The 2021 Commonwealth Budget includes substantial investments in health – around an additional $5 billion this year and in future years, acknowledging the importance of a health-led recovery for our society and economy, according to Australian Healthcare and Hospitals Association (AHHA) Chief Executive, Alison Verhoeven.
“In 2020, Australians appreciated more than ever before why it is so important to have a well-funded health sector. We also learned how easy it is for very negative circumstances to arise when we under-invest in essential services such as aged care and mental health care, and in the social infrastructure which allows all Australians to aspire to healthy lives. We need to be planning for the future and investing for the challenges we know are ahead of us in the health system, such as the impact of climate change, a population that is ageing and with rising rates of chronic disease, and the equity issues which are emerging as high-cost technologies are introduced. We also need to be supporting and building the health and aged care workforce, which has been so critical to responding well to the COVID pandemic.
“Many of the health and aged care announcements made in this Budget had already been put on the table – and there’s been strong feedback from stakeholders that this is a good start, but this cannot just be a once-off cash splash before an election. As a society, we are only as healthy as the unhealthiest amongst us – as the past 18 months have clearly demonstrated.
“The $17.7 billion commitment to aged care over 5 years is about half of the investment recommended as being necessary by the Royal Commission into Aged Care Safety and Quality. It will make a difference, but attention will be required to ensure this investment makes a difference to the care of older people, not just to profit margins for private providers.

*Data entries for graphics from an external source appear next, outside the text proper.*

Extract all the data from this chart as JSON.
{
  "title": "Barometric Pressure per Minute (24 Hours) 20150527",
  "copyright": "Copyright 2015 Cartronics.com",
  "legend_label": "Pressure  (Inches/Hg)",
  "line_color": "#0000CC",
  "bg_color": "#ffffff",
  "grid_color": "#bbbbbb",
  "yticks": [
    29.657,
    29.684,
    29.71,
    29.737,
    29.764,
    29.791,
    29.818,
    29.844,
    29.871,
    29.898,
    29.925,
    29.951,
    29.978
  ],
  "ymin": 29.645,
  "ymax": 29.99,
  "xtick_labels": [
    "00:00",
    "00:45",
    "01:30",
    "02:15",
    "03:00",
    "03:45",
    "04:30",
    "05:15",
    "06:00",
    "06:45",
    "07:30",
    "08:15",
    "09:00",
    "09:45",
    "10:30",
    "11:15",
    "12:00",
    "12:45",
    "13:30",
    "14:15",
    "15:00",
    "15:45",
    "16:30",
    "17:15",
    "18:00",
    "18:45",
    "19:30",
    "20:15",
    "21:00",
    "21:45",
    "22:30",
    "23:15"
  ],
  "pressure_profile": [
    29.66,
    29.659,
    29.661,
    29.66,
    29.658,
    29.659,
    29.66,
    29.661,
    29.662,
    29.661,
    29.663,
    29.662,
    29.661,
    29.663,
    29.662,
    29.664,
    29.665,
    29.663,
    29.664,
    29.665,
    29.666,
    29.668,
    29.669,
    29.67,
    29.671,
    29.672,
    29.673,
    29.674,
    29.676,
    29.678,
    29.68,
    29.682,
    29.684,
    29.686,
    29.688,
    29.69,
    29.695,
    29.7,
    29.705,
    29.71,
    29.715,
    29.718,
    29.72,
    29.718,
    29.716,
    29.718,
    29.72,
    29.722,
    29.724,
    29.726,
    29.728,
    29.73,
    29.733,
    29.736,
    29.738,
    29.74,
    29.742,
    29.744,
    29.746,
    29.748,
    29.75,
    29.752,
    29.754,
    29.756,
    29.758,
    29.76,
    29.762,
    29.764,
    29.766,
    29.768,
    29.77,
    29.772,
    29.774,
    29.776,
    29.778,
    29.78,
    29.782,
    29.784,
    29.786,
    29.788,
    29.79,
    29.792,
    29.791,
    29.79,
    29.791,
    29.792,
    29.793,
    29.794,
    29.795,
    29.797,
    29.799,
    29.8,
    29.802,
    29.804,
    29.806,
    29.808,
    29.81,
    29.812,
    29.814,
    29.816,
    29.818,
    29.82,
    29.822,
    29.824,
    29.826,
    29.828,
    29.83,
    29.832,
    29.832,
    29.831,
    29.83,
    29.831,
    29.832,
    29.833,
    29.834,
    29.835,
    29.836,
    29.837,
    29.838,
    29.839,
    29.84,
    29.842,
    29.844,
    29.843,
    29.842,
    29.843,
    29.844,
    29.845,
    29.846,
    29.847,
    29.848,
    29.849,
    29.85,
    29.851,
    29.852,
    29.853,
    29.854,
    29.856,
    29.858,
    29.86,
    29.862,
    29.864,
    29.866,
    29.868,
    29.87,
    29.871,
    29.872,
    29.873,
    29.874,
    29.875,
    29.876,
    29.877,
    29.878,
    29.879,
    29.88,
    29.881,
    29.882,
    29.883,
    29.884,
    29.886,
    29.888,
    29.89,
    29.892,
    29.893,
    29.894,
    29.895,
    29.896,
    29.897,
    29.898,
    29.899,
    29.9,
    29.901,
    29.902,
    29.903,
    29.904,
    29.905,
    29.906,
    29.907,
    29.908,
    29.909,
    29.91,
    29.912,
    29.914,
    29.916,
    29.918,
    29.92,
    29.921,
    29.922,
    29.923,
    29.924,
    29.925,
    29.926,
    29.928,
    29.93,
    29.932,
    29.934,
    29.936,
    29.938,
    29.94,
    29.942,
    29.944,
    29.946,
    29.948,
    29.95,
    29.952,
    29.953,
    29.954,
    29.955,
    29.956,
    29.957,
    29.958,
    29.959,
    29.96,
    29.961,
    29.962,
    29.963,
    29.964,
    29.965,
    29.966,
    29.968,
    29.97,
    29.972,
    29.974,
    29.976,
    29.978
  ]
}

Much work is still needed to ensure aged care governance, safety and quality reforms aren’t neglected. Funding has been made available to support improved regulation – this work must commence immediately.
“There have been important recommendations from successive inquiries regarding the need to ensure that people experiencing mental ill-health can access care. Of the $2.3 billion allocated to mental health funding, more than half ($1.4 billion) is notably to develop a network of Commonwealth-funded mental health centres, specialising in diagnosis and treatment of conditions in adults, youth and children.
“How these centres work together with Commonwealth-funded mental health programs administered by Primary Health Networks is not yet clear. It will be important to ensure that the majority of this large investment is directed at improved services and care for people with mental ill-health, and not just allocated to administration and infrastructure of new organisations.
“Better support, in partnership with the states and territories, for people who have attempted suicide to continue to receive care and support once they leave hospital is a welcome initiative, with $298 million to be made available. $65 million to boost bulk-billing rates in regional and rural areas acknowledges the poorer health outcomes experienced by people in the bush, but with more than 12,000 rural and remote GPs across Australia, this represents less than $5,500 per GP – hardly a game-changer. There is only a minor increase in expenditure on Aboriginal and Torres Strait Islander health programs which is disappointing given the significant disparities in health outcomes experienced.
“Short term extensions to telehealth are a missed opportunity to leverage some of the innovations in virtual health care service delivery achieved during 2020. However, changes which we have lobbied for, that exempt some patient groups from requiring a pre-existing relationship with a doctor are welcomed. Faster progress in the adoption of innovative, digital models of care, particularly in primary care, is critical to addressing health gaps for people who have difficulty accessing care because of affordability issues, and because of service availability issues, for example in rural and remote areas of Australia.
“Much has been made of the $535 million to be spent on women and girls’ health and wellbeing. However this is hardly a ‘pink revolution’, averaging out at less than $15 per Australian woman per year. Almost 80% of Australia’s health and services sector workforce are women – with a large proportion working casually or part-time. As a country we could be doing so much more to ensure women are able to participate equally in the workforce and to be economically secure.
“More childcare funding is a start, but there’s nothing in this Budget for families with children needing out-of-school-hours care. Two percent home deposits and increased early withdrawal amounts from superannuation will help very few women purchase homes, or ensure sufficient super to live on in retirement.
“This Budget makes some important investments in health and aged care, and overall, gets 3 stars out of 5 from AHHA. It is pleasing to see that at least some of the lessons of the past 18 months about what is required to maintain a healthy and productive society have been heeded,” says Alison Verhoeven, AHHA Chief Executive.
*The Australian Healthcare and Hospitals Association (AHHA) is the national peak body for public and not-for-profit hospitals, Primary Health Networks, and community and primary healthcare services.